Seeking ways to finance a real estate purchase can be an overwhelming task. Many options are available based on your needs, such as government-insured home loans and traditional mortgages with fixed or variable rates. An experienced professional, such as your lawyer, lender or accountant, can help look at valuable features to determine which works best considering your circumstances.
Before finalizing your decision, it is best to review specific terms a lender might require for your loan, including the following:
- Prepayment penalty fees
- Restrictions on your right to sell the property without the lender’s authorization
- Insurance coverage and its maintenance
- Escrow payments for insurance and taxes
- Property use limitations
- Occupancy requirements
- The lender’s right to adjust interest rates during the loan’s term, and if there is an existing mortgage for you to assume
Examining these details could help gauge your obligations as a borrower when you receive funding and long after closing the purchase.

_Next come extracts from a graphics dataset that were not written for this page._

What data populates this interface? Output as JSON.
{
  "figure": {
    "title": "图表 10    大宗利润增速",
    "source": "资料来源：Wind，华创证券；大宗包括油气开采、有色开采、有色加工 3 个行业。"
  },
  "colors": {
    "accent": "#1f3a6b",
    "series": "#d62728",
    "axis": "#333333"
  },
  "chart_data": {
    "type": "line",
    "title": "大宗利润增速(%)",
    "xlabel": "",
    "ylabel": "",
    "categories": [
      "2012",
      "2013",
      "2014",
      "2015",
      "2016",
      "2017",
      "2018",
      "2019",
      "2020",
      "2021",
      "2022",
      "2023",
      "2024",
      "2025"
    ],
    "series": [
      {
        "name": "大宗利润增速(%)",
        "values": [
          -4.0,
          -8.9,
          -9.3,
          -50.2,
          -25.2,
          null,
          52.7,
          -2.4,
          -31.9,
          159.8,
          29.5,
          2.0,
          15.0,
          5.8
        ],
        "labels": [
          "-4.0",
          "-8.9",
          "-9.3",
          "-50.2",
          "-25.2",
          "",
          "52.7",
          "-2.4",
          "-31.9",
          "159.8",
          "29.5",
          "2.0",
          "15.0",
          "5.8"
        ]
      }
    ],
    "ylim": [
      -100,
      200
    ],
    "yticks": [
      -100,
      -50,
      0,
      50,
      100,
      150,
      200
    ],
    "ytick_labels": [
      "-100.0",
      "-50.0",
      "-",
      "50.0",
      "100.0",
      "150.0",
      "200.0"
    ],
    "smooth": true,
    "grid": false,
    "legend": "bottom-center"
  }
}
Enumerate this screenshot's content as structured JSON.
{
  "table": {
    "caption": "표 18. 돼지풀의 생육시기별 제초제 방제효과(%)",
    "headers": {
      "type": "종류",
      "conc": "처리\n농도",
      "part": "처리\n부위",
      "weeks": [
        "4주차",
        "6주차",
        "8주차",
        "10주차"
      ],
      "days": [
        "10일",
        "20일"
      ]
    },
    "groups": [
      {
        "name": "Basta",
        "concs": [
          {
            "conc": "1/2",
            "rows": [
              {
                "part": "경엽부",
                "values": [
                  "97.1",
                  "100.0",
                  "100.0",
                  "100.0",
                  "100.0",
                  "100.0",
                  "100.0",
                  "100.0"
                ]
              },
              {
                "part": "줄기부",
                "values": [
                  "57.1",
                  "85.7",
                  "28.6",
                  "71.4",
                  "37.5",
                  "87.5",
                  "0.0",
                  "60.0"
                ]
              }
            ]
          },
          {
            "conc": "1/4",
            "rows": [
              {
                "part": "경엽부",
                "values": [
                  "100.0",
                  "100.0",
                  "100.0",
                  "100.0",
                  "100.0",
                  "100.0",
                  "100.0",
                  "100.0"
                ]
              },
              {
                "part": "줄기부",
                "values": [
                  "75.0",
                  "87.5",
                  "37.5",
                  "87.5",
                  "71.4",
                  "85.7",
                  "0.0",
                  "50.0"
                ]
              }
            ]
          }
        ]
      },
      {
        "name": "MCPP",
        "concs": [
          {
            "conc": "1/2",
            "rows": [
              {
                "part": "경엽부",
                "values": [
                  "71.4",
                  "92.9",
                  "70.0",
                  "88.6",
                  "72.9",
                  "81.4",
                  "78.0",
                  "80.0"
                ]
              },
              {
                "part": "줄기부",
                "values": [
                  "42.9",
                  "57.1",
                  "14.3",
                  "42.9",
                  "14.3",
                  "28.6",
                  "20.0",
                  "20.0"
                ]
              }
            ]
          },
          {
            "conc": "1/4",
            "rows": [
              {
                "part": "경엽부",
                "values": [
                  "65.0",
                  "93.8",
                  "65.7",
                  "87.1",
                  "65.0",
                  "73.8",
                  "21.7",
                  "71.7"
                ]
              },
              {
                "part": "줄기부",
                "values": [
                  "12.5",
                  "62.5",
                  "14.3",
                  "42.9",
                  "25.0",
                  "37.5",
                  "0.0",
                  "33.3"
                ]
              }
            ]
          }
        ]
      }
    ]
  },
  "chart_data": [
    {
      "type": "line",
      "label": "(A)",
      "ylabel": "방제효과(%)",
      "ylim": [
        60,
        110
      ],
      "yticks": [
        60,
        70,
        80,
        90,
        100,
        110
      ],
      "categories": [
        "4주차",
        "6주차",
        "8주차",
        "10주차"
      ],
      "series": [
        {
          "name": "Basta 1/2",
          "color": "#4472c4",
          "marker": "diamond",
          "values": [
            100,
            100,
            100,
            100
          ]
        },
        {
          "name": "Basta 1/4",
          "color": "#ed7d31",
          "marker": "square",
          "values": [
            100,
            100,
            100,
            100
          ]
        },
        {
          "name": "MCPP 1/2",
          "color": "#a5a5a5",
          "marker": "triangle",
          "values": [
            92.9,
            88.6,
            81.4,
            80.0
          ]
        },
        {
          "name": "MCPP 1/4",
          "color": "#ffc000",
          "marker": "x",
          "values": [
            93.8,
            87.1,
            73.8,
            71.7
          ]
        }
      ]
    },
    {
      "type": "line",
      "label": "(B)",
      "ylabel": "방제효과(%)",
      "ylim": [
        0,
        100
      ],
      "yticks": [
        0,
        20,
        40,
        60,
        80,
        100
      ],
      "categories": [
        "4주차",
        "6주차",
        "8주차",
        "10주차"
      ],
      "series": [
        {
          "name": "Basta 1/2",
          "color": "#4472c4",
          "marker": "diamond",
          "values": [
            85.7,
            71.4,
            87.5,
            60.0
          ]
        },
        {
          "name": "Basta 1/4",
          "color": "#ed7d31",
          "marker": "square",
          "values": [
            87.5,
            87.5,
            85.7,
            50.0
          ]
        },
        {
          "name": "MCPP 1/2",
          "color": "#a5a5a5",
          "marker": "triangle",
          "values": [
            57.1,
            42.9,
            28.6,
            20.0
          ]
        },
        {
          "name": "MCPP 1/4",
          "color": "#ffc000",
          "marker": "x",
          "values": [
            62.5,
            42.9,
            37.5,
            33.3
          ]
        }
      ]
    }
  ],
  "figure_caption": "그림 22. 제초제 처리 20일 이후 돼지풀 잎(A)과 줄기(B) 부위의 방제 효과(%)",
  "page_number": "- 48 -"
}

This information can also help you compare between loan types and choose an option that lets you accommodate other financial responsibilities.
What other financing terms should you check?
Some terms could be applicable based on timing, such as a financing contingency. It could help secure your deposit if you cannot get the loan by the indicated closing date. Timing is crucial in real estate transactions, so this option could be helpful, depending on the circumstances.
Financing for residential properties must also comply with specific disclosure rules and other policies, making documentation and timeline requirements crucial. Because of these complexities, buying property could be challenging. The process could require intricate planning and preparation to move the process forward and resolve any issues.